What impact do places have on our emotions? Back in 1955, the Marxist theorist Guy Debord invented the term ‘psychogeography’ to explain this concept and now local photography Sarah Wylie is embracing it in her own creative approach.
'North Edge', Birsay
A graduate in Fine Art from UHI Orkney College, Sarah’s work graces the packaging of our Orkney Rowing Club limited edition release and, among other commissions for Highland Park, she also made a brilliant contribution to our Postcard from Orkney series last summer. The imagery shared here is inspired by Sarah’s exploration of psychogeography inspired by Orkney landscapes.
'Dingieshowe Beach', East Mainland
“Adopting the methodology of psychogeography has introduced a way to create an individual experience within the place I call home. Psychogeography is a combination of psychology and geography that studies the influence of a geographical location on the mind. Identifying psychogeographic theories within my own creative work has allowed me to recontextualise my homeland by bringing attention to the everyday, unusual and overlooked spaces within the Orkney landscape.”
The notion of the ‘urban wanderer’ or ‘flâneur’ was originally suggested by the 19th century French poet Charles Baudelaire, capturing the idea of an individual wandering in an urban (Paris) landscape with the sole purpose of observing life.

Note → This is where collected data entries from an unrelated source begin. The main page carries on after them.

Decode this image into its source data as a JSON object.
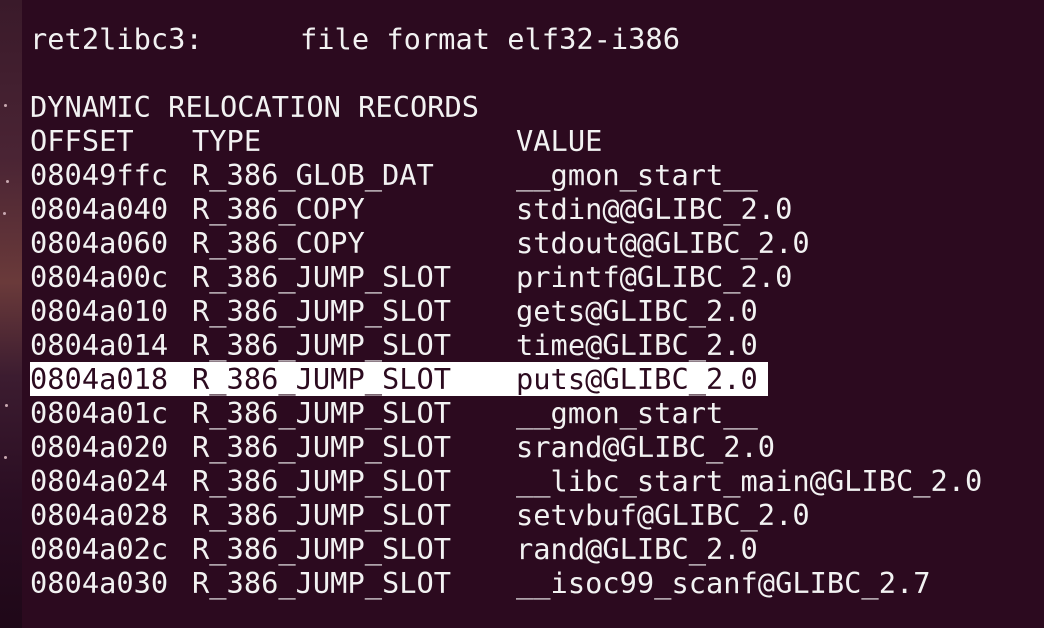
{
  "terminal": {
    "header_name": "ret2libc3:",
    "header_format": "file format elf32-i386",
    "section_title": "DYNAMIC RELOCATION RECORDS",
    "columns": [
      "OFFSET",
      "TYPE",
      "VALUE"
    ],
    "rows": [
      {
        "offset": "08049ffc",
        "type": "R_386_GLOB_DAT",
        "value": "__gmon_start__"
      },
      {
        "offset": "0804a040",
        "type": "R_386_COPY",
        "value": "stdin@@GLIBC_2.0"
      },
      {
        "offset": "0804a060",
        "type": "R_386_COPY",
        "value": "stdout@@GLIBC_2.0"
      },
      {
        "offset": "0804a00c",
        "type": "R_386_JUMP_SLOT",
        "value": "printf@GLIBC_2.0"
      },
      {
        "offset": "0804a010",
        "type": "R_386_JUMP_SLOT",
        "value": "gets@GLIBC_2.0"
      },
      {
        "offset": "0804a014",
        "type": "R_386_JUMP_SLOT",
        "value": "time@GLIBC_2.0"
      },
      {
        "offset": "0804a018",
        "type": "R_386_JUMP_SLOT",
        "value": "puts@GLIBC_2.0"
      },
      {
        "offset": "0804a01c",
        "type": "R_386_JUMP_SLOT",
        "value": "__gmon_start__"
      },
      {
        "offset": "0804a020",
        "type": "R_386_JUMP_SLOT",
        "value": "srand@GLIBC_2.0"
      },
      {
        "offset": "0804a024",
        "type": "R_386_JUMP_SLOT",
        "value": "__libc_start_main@GLIBC_2.0"
      },
      {
        "offset": "0804a028",
        "type": "R_386_JUMP_SLOT",
        "value": "setvbuf@GLIBC_2.0"
      },
      {
        "offset": "0804a02c",
        "type": "R_386_JUMP_SLOT",
        "value": "rand@GLIBC_2.0"
      },
      {
        "offset": "0804a030",
        "type": "R_386_JUMP_SLOT",
        "value": "__isoc99_scanf@GLIBC_2.7"
      }
    ],
    "selected_row_index": 6
  },
  "colors": {
    "background": "#2c0a1f",
    "text": "#f2f2f2",
    "selection": "#ffffff"
  }
}
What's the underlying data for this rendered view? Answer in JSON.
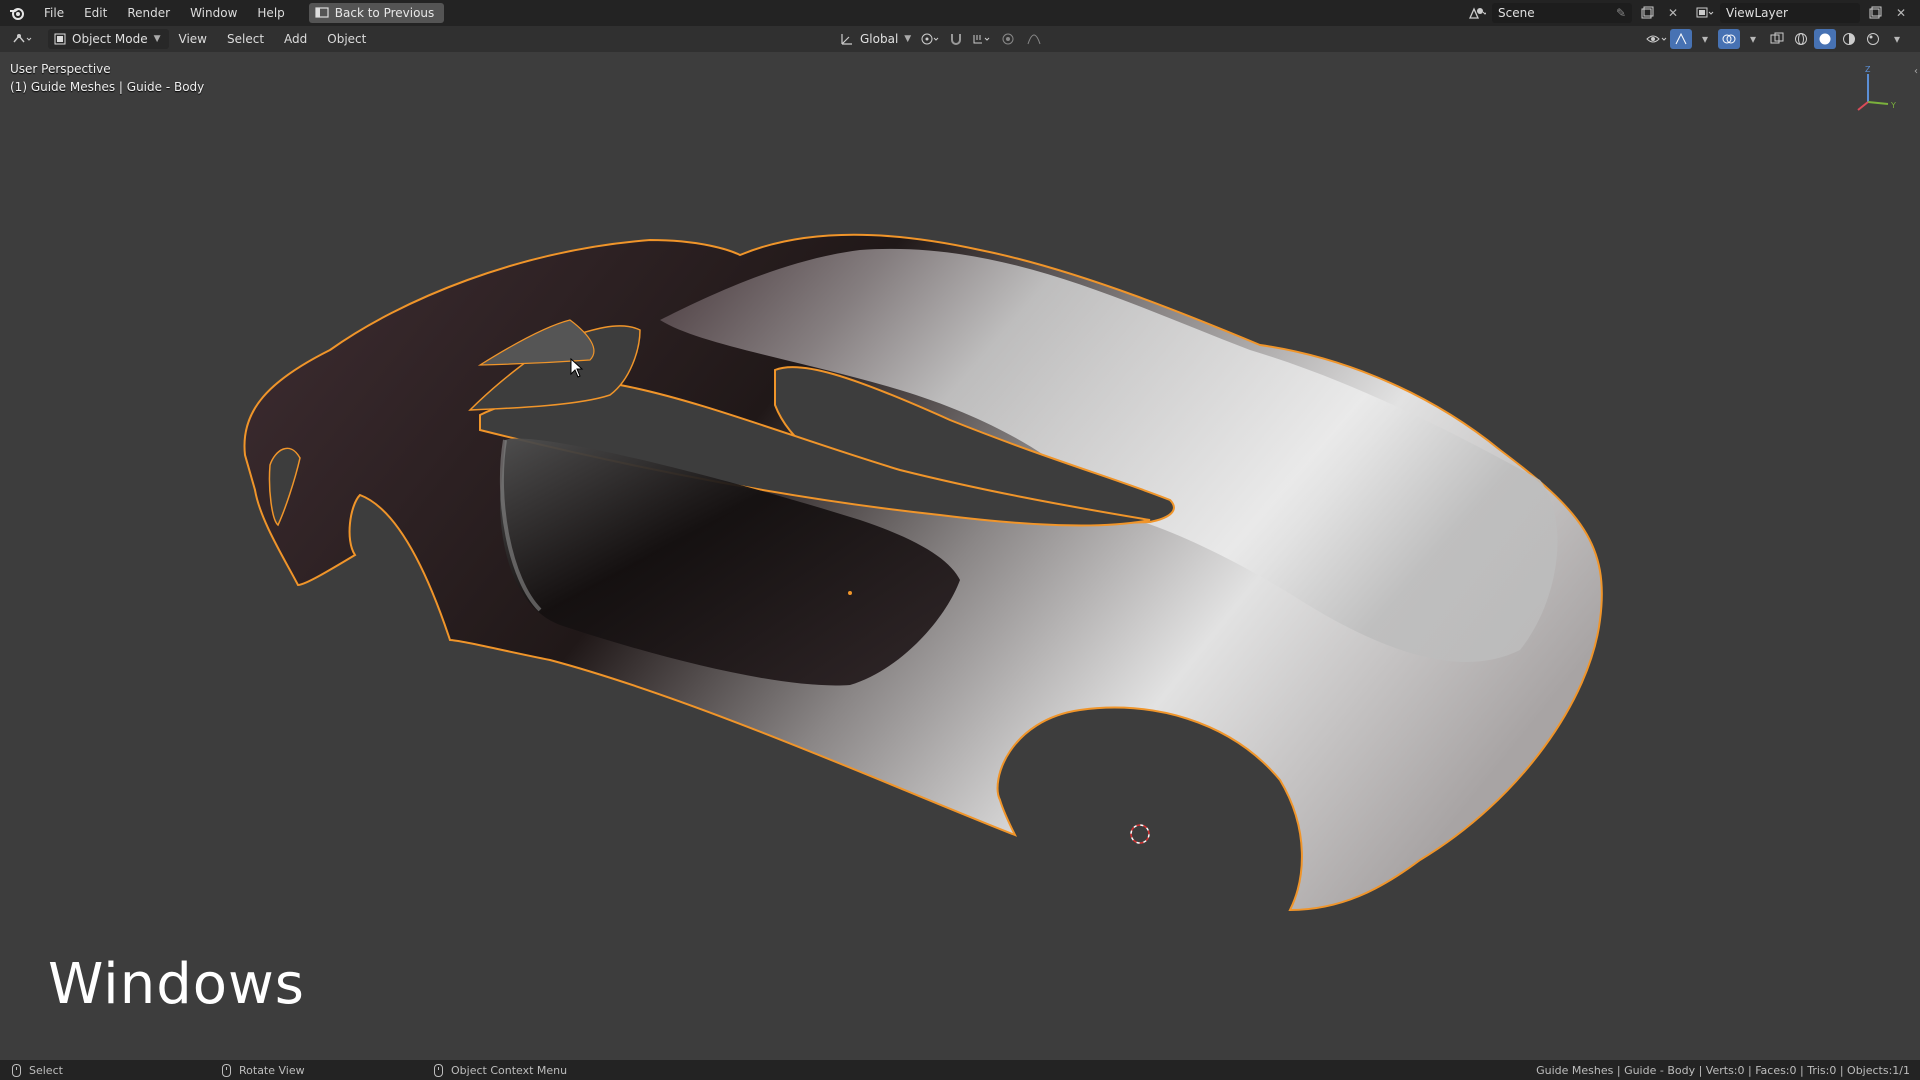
{
  "menu": {
    "items": [
      "File",
      "Edit",
      "Render",
      "Window",
      "Help"
    ],
    "back_button": "Back to Previous"
  },
  "scene": {
    "name": "Scene"
  },
  "view_layer": {
    "name": "ViewLayer"
  },
  "header": {
    "mode": "Object Mode",
    "menus": [
      "View",
      "Select",
      "Add",
      "Object"
    ],
    "transform_orientation": "Global"
  },
  "viewport": {
    "perspective_label": "User Perspective",
    "object_label": "(1) Guide Meshes | Guide - Body",
    "watermark": "Windows",
    "axes": {
      "x": "",
      "y": "Y",
      "z": "Z"
    }
  },
  "status": {
    "left": "Select",
    "middle": "Rotate View",
    "right": "Object Context Menu",
    "stats": "Guide Meshes | Guide - Body | Verts:0 | Faces:0 | Tris:0 | Objects:1/1"
  },
  "colors": {
    "selection_outline": "#f0952a",
    "viewport_bg": "#3d3d3d"
  }
}
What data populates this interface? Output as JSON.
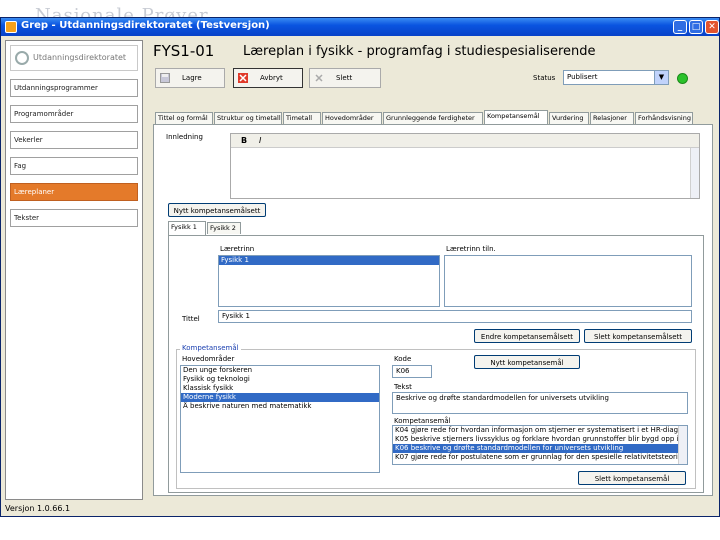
{
  "window": {
    "title": "Grep - Utdanningsdirektoratet (Testversjon)"
  },
  "background": {
    "logo_text": "Nasjonale Prøver"
  },
  "nav": {
    "logo_text": "Utdanningsdirektoratet",
    "items": [
      {
        "label": "Utdanningsprogrammer",
        "active": false
      },
      {
        "label": "Programområder",
        "active": false
      },
      {
        "label": "Vekerler",
        "active": false
      },
      {
        "label": "Fag",
        "active": false
      },
      {
        "label": "Læreplaner",
        "active": true
      },
      {
        "label": "Tekster",
        "active": false
      }
    ]
  },
  "header": {
    "code": "FYS1-01",
    "title": "Læreplan i fysikk - programfag i studiespesialiserende"
  },
  "toolbar": {
    "save_label": "Lagre",
    "cancel_label": "Avbryt",
    "delete_label": "Slett",
    "status_label": "Status",
    "status_value": "Publisert",
    "status_color": "#2bc22b"
  },
  "tabs": [
    {
      "label": "Tittel og formål",
      "active": false
    },
    {
      "label": "Struktur og timetall",
      "active": false
    },
    {
      "label": "Timetall",
      "active": false
    },
    {
      "label": "Hovedområder",
      "active": false
    },
    {
      "label": "Grunnleggende ferdigheter",
      "active": false
    },
    {
      "label": "Kompetansemål",
      "active": true
    },
    {
      "label": "Vurdering",
      "active": false
    },
    {
      "label": "Relasjoner",
      "active": false
    },
    {
      "label": "Forhåndsvisning",
      "active": false
    }
  ],
  "panel": {
    "innledning_label": "Innledning",
    "bold_label": "B",
    "italic_label": "I",
    "new_set_button": "Nytt kompetansemålsett",
    "subtabs": [
      "Fysikk 1",
      "Fysikk 2"
    ],
    "laertrinn_label": "Læretrinn",
    "laertrinn_items": [
      "Fysikk 1"
    ],
    "laertrinn_right_label": "Læretrinn tiln.",
    "tittel_label": "Tittel",
    "tittel_value": "Fysikk 1",
    "endre_button": "Endre kompetansemålsett",
    "slett_set_button": "Slett kompetansemålsett",
    "kompetansemal_group": "Kompetansemål",
    "hovedomrader_label": "Hovedområder",
    "hovedomrader_items": [
      {
        "label": "Den unge forskeren",
        "selected": false
      },
      {
        "label": "Fysikk og teknologi",
        "selected": false
      },
      {
        "label": "Klassisk fysikk",
        "selected": false
      },
      {
        "label": "Moderne fysikk",
        "selected": true
      },
      {
        "label": "Å beskrive naturen med matematikk",
        "selected": false
      }
    ],
    "kode_label": "Kode",
    "kode_value": "K06",
    "nytt_mal_button": "Nytt kompetansemål",
    "tekst_label": "Tekst",
    "tekst_value": "Beskrive og drøfte standardmodellen for universets utvikling",
    "kompetansemal_list_label": "Kompetansemål",
    "kompetansemal_items": [
      {
        "label": "K04 gjøre rede for hvordan informasjon om stjerner er systematisert i et HR-diagram",
        "selected": false
      },
      {
        "label": "K05 beskrive stjerners livssyklus og forklare hvordan grunnstoffer blir bygd opp i",
        "selected": false
      },
      {
        "label": "K06 beskrive og drøfte standardmodellen for universets utvikling",
        "selected": true
      },
      {
        "label": "K07 gjøre rede for postulatene som er grunnlag for den spesielle relativitetsteorien",
        "selected": false
      }
    ],
    "slett_mal_button": "Slett kompetansemål"
  },
  "footer": {
    "version": "Versjon 1.0.66.1"
  }
}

This inspired Debord and many avante-garde artists and thinkers during the 1950s to pursue connections between the environment on human emotion and, most recently, writers including Peter Ackroyd (London: A Biography), Iain Sinclair (Lights out for the Territory) and Will Self (Psychogeography) have made their own interpretations. While Sarah’s work certainly doesn’t fall into an ‘urban’ category, the ability to ‘wander’ is as key to her today as it was to Baudelaire 150 years ago.
'Fireplace', Hoxa, South Ronaldsay
“Walking is a fundamental process within my creative practice that influences my experience of looking. In this process the camera operates as an extension of my perceptual body. The analogue photography process, from film to final outcome, allows time to reflect on my observations and rediscover my connection to place.
'Viewpoint', South Ronaldsay
"My camera reflects on the silent conversations between an individual and the environment. It is a process of simultaneously identifying the familiar and defamiliarisation. These images, like their locations, operate in a liminal way that creates space for other narratives."